1Seis días después, Jesús tomó a Pedro, a Jacobo y a Juan su hermano, y los llevó aparte a un monte alto;
5Mientras él aún hablaba, una nube de luz los cubrió; y he aquí una voz desde la nube, que decía: Este es mi Hijo amado, en quien tengo complacencia; a él oíd. Mateo 17:1, 5 (RVR1960)
Al meditar en esta reunión de Jesús junto a tres de sus “Talmidm” (discípulos), en el llamado monte de la transfiguración, somos persuadidos de la necesidad de buscar a Dios en oración (Lc.17:28). En el monte alto de la oración, solos con Cristo o en comunidad, podemos ver la gloria de Dios manifestarse en nuestros corazones, capacitando nuestros oídos espirituales para escuchar Su voz y dejarnos ser transformados por Él.
La metamorfosis del discípulo empieza cuando él entiende que Cristo y solo Cristo es la referencia de ser humano que debemos pretender ser. Jesús es aquél que siendo Dios se humilló para ser siervo y como siervo se hizo hombre (Fl.2:6,7), cumpliendo así la voluntad de Dios. La epifanía presenciada por Pedro, Jacobo y Juan, cuando entran en escena Moisés y Elías, está intencionadamente calculada por Dios para enseñar a estos discípulos que Cristo está por encima de la ley y los profetas.

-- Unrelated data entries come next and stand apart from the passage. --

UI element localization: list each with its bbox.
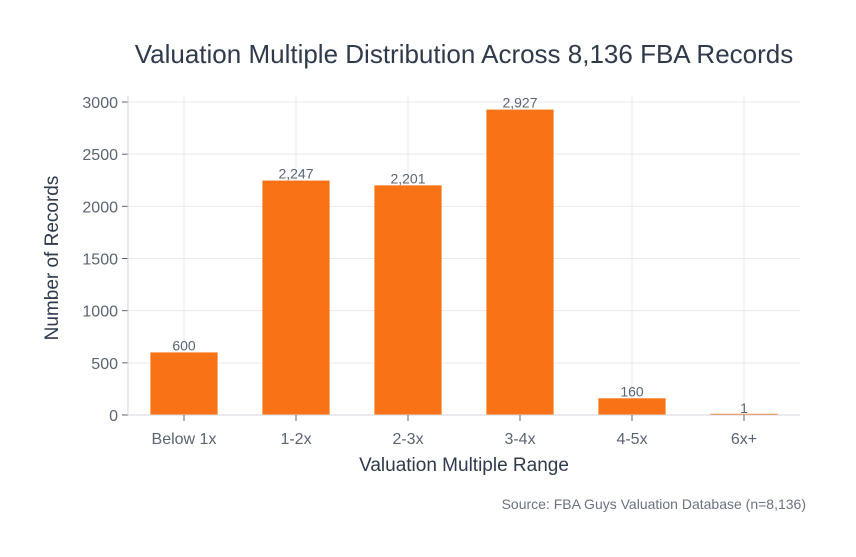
x-tick-label: 6x+ [731, 431, 757, 448]
bar-2-3x [374, 185, 442, 415]
grid-layer [128, 96, 800, 416]
bar-1-2x [262, 180, 330, 415]
x-tick-label: 3-4x [504, 431, 535, 448]
bar-3-4x [486, 109, 554, 415]
data-labels-layer: 600 2,247 2,201 2,927 160 1 [172, 95, 748, 416]
bar-below-1x [150, 352, 218, 415]
y-axis: 0 500 1000 1500 2000 2500 3000 [82, 95, 129, 425]
x-tick-label: 2-3x [392, 431, 423, 448]
bar-6x- [710, 413, 778, 415]
y-tick-label: 2000 [82, 199, 118, 216]
chart-title: Valuation Multiple Distribution Across 8… [135, 39, 794, 69]
data-label: 160 [620, 383, 644, 399]
bars-layer [150, 109, 778, 415]
y-tick-label: 1500 [82, 252, 118, 269]
bar-4-5x [598, 398, 666, 415]
x-axis: Below 1x 1-2x 2-3x 3-4x 4-5x 6x+ [128, 414, 800, 448]
data-label: 2,927 [502, 95, 537, 111]
y-tick-label: 500 [91, 356, 118, 373]
y-tick-label: 2500 [82, 147, 118, 164]
x-tick-label: 1-2x [280, 431, 311, 448]
x-axis-label: Valuation Multiple Range [359, 455, 569, 476]
y-tick-label: 3000 [82, 95, 118, 112]
x-tick-label: 4-5x [616, 431, 647, 448]
data-label: 1 [740, 400, 748, 416]
y-tick-label: 0 [109, 408, 118, 425]
y-axis-label: Number of Records [42, 176, 63, 341]
data-label: 2,201 [390, 170, 425, 186]
y-tick-label: 1000 [82, 304, 118, 321]
data-label: 600 [172, 337, 196, 353]
x-tick-label: Below 1x [152, 431, 217, 448]
data-label: 2,247 [278, 166, 313, 182]
source-note: Source: FBA Guys Valuation Database (n=8… [502, 496, 806, 512]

Cuando Pedro, todavía influenciado por una mente fundamentalista y religiosa, sugiere a Jesús hacer 3 tiendas, una para cada “profeta”, donde Cristo sería uno más de ellos, Dios irrumpe en escena con una afirmación categórica: “Este es mi hijo amado, en quién tengo complacencia; a él oíd”.
No hay otra referencia, no hay otra persona, no hay tradiciones sea del tipo que sea que sustituyan a la persona de Cristo como un maestro a ser oído, imitado y seguido. Cuando oímos a Jesús, cuando nos pegamos a él como “lapas”, la transformación es inevitable y pasamos a ser hombres y mujeres en quienes Dios se complace, y que prosiguen inquebrantables hacia la meta (Fl. 3:14).
La experiencia del monte de la transfiguración nos invita a dejar a un lado nuestro propio concepto de Dios para conocerle tal como lo describe Su palabra, en la comunión proporcionada por la oración y en la comunión con los hermanos. De modo que al subir regularmente con Jesús al monte, podamos ver Su gloria manifestada en rostros verdaderamente convertidos a Dios, que brillan por la alegría de Su presencia y que reconocen que es la obra de Cristo en la cruz del Calvario, quién los redime y los transforma en verdaderos testigos enviados a plantar y a cosechar vidas para el Reino de Dios.
Los discípulos somos el rebaño y Cristo es nuestro buen pastor. Él nos dice en Juan 10:27-28:
27 Mis ovejas oyen mi voz, y yo las conozco, y me siguen,
28 y yo les doy vida eterna; y no perecerán jamás, ni nadie las arrebatará de mi mano.